One middle school teacher quoted in the piece suggested that parents, “Acknowledge the work you see your child do and praise him/her for the effort more than the end result. Don’t focus on what is not being accomplished.”
As a parent, I have taken a different approach. At one point, with a child who was underperforming in high school, I mounted a large white board over his desk. Every day after school he had to write down every task that he faced on the board and then erase them upon completion. This served the dual purpose of keeping me informed (without daily nagging) of how much work he faced and where he was in terms of completing it and he had to stare at this oversized to-do list on the wall of his room. No progress on the list? No car keys, no Netflix, no computer time, and eventually no cell phone. In my very small scientific study I have determined that a teen will do almost anything for a cell phone.

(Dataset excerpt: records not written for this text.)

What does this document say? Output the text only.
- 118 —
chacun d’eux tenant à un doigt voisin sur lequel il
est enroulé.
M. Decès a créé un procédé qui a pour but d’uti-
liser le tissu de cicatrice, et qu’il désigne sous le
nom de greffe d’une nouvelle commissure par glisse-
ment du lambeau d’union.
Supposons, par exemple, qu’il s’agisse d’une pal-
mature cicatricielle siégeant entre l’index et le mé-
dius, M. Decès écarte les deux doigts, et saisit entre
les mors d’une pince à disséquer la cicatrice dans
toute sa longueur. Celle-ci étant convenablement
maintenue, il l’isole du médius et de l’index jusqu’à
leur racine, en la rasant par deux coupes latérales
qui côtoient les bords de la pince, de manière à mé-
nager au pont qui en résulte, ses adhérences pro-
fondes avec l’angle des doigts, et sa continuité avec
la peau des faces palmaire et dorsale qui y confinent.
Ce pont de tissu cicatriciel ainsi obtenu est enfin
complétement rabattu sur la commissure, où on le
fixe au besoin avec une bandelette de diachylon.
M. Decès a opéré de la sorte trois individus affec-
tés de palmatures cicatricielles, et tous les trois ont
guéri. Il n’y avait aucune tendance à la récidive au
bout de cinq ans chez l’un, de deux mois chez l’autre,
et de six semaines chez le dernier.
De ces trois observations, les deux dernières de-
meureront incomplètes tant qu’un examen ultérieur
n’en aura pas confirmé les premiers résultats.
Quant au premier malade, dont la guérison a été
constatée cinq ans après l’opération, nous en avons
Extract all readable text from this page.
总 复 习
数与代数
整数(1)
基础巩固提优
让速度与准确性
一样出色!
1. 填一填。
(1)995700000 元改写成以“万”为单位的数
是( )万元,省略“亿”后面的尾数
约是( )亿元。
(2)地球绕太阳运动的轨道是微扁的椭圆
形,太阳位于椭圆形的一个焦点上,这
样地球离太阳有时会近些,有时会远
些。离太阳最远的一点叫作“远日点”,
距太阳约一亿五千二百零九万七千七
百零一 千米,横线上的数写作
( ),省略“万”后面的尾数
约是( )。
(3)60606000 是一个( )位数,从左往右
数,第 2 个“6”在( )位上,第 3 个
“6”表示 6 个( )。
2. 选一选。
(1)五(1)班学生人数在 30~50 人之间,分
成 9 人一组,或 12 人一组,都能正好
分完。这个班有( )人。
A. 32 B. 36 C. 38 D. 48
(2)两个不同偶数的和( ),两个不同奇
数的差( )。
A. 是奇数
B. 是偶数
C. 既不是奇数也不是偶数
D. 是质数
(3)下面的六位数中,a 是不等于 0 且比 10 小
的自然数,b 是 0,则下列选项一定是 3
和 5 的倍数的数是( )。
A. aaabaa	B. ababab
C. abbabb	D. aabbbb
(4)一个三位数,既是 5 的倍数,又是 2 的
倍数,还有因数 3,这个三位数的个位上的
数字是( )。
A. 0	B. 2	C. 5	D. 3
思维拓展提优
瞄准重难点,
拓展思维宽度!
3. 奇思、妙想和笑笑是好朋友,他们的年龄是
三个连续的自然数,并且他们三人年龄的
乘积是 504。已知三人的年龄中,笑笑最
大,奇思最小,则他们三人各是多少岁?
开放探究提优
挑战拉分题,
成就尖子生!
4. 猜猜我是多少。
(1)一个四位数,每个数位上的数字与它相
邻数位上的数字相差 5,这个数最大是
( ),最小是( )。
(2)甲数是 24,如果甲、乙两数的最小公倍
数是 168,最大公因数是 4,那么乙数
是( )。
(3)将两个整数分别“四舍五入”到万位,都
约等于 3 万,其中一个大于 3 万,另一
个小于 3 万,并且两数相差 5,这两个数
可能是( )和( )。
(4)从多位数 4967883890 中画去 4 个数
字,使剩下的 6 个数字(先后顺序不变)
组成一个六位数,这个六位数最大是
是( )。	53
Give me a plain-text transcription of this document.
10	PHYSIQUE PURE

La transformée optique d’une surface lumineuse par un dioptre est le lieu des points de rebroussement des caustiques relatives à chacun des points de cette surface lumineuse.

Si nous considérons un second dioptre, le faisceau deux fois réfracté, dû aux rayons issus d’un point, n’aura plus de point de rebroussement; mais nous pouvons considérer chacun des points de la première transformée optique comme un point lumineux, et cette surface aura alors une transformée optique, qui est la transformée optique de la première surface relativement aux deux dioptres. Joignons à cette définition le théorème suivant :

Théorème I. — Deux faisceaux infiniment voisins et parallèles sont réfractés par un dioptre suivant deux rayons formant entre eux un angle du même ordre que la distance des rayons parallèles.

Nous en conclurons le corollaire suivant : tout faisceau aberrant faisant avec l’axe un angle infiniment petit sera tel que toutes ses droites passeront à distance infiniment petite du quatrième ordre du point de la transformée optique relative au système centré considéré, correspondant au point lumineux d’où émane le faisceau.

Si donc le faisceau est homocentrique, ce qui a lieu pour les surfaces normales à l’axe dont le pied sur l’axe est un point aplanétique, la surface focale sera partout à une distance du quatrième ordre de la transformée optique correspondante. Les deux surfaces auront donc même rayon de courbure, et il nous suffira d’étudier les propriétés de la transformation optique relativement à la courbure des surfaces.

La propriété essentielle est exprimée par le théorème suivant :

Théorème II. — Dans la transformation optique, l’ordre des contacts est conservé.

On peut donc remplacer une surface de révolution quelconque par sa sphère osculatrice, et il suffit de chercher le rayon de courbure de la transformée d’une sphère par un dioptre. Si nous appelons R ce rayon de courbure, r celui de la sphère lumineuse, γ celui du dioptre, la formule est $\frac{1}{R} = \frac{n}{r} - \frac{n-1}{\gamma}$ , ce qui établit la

Being a helicopter parent has surely gone out of fashion, but helping our kids work through their troubles is timeless parenting.
*Next year readers will be treated to The Gift of Failure by Jessica Lahey. Jessica became a sensation (no surprise to us loyal fans) when she wrote an article for The Atlantic, “Why Parents Need To Let Their Children Fail.” One thing led to another and a subject this large could not be contained in the pages of a magazine and thus her book will be born.